Allez, fini. Ce n’est qu’une convention, vous vous doutez. Car le sujet, plus généralement, mériterait un livre. J’ai une claire conscience que (presque) personne n’a envie de lire les lignes qui précèdent un jour comme celui-là. Mais je dois ajouter que je m’en fous. Que chacun fasse comme il veut, comme il peut. Je conclurai par un pied de nez qui ne peut qu’aggraver mon cas. On a beaucoup rapproché Obama du Roosevelt du New Deal. Oubliant au passage l’ineptie de cette soi-disant comparaison. La crise de 29, en comparaison de ce qui vient, était un friselis à la surface d’une mare. Puis, Roosevelt a en effet pris des positions meilleures que bien d’autres à la même époque. Mais sans parvenir à empêcher le pire de se produire en Europe entre 1933 et 1945. Encore a-t-il – peut-être – eu recours à une ruse renversante, à Pearl Harbor, pour parvenir à lancer l’Amérique dans la guerre à mort contre le fascisme.
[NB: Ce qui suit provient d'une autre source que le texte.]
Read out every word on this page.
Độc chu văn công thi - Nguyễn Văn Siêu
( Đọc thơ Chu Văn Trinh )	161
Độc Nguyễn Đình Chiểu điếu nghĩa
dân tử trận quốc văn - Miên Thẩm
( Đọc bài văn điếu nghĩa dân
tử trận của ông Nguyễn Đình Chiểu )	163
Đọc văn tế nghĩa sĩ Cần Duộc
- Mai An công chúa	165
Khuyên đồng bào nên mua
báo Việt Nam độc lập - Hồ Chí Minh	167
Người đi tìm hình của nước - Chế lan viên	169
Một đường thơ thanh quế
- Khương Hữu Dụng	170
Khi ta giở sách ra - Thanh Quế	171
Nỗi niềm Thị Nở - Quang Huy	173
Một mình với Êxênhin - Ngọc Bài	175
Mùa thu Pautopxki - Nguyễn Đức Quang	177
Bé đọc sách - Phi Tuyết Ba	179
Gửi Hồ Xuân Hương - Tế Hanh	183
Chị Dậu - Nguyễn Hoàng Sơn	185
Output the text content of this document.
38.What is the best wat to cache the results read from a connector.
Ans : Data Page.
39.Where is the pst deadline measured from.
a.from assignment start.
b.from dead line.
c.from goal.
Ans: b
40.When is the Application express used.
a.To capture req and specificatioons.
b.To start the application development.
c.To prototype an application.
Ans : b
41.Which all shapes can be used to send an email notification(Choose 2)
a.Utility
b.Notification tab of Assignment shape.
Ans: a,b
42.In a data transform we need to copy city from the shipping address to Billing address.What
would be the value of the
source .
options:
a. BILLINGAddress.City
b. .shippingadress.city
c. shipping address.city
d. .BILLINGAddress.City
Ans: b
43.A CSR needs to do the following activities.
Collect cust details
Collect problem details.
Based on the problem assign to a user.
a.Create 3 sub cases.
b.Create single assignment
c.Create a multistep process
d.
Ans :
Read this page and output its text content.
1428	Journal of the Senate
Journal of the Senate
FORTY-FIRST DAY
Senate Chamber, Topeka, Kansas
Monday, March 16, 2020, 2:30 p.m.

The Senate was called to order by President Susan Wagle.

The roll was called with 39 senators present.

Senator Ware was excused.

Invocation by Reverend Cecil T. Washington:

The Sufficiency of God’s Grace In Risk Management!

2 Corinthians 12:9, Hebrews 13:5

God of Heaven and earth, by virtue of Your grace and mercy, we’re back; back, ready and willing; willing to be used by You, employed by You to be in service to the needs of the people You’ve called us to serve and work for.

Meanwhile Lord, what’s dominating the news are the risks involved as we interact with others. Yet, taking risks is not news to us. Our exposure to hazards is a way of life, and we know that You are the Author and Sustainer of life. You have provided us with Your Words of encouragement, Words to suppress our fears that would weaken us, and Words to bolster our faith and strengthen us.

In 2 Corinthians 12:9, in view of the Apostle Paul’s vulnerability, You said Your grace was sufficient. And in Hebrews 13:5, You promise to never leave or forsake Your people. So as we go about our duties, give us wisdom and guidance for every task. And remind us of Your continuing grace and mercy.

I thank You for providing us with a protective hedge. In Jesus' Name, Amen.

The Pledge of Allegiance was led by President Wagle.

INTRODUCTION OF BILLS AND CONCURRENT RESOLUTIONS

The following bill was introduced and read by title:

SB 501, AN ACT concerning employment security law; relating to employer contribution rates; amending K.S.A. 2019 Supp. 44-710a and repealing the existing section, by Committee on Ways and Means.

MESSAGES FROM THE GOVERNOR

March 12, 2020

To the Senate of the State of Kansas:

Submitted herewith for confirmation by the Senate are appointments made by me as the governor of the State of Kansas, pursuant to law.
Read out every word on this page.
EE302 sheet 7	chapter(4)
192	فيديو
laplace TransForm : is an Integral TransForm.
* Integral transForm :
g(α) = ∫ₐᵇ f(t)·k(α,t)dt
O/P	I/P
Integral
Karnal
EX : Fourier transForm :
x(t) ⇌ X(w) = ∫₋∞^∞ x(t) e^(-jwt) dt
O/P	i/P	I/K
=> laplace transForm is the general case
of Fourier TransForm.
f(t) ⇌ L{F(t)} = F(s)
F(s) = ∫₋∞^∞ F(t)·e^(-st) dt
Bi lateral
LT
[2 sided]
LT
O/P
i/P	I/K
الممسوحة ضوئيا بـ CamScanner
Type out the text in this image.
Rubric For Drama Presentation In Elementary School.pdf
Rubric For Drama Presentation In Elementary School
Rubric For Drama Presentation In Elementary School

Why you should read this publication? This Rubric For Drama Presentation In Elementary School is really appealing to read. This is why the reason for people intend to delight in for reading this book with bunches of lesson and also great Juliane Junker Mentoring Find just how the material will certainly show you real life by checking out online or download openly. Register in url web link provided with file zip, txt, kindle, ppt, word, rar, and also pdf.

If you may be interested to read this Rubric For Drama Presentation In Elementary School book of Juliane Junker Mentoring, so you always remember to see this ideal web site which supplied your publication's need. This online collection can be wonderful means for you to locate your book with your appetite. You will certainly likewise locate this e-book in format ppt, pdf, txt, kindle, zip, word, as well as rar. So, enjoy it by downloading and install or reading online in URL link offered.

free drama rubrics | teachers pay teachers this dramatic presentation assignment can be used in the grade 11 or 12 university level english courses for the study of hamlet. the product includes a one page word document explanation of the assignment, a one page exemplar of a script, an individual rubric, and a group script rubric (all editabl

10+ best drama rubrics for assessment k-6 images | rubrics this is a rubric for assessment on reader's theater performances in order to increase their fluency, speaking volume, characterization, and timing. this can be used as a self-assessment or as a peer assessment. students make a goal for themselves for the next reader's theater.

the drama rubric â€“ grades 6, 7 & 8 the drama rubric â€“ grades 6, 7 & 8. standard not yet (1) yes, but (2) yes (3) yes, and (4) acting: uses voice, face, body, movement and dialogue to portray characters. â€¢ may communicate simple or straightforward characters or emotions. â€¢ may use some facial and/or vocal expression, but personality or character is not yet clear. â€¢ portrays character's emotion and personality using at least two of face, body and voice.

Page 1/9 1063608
Ajoutons qu’alors, l’ennemi était désigné. Pas forcément bien analysé, mais en tout cas connu, et désigné. Tel n’est pas le cas de cette guerre écologique qui dévaste la planète. Obama n’a pas la moindre idée générale de ce qui se passe, et n’engagera donc pas les États-Unis dans l’immense combat qui nous attend. Il fera mieux que les Républicains, pensez-vous ? Et alors ? Imaginez qu’un psychopathe s’empare de cinquante otages dans une banque et les tue un à un avant que la police ne puisse intervenir. Quand elle y parvient enfin, elle flingue sans ménagement le braqueur fou. Et l’on voit au journal télévisé du soir le sénateur du coin annoncer fièrement que pas un centime n’a pu être emporté, et que le coupable a été châtié. J’espère que vous avez reconnu Obama en action.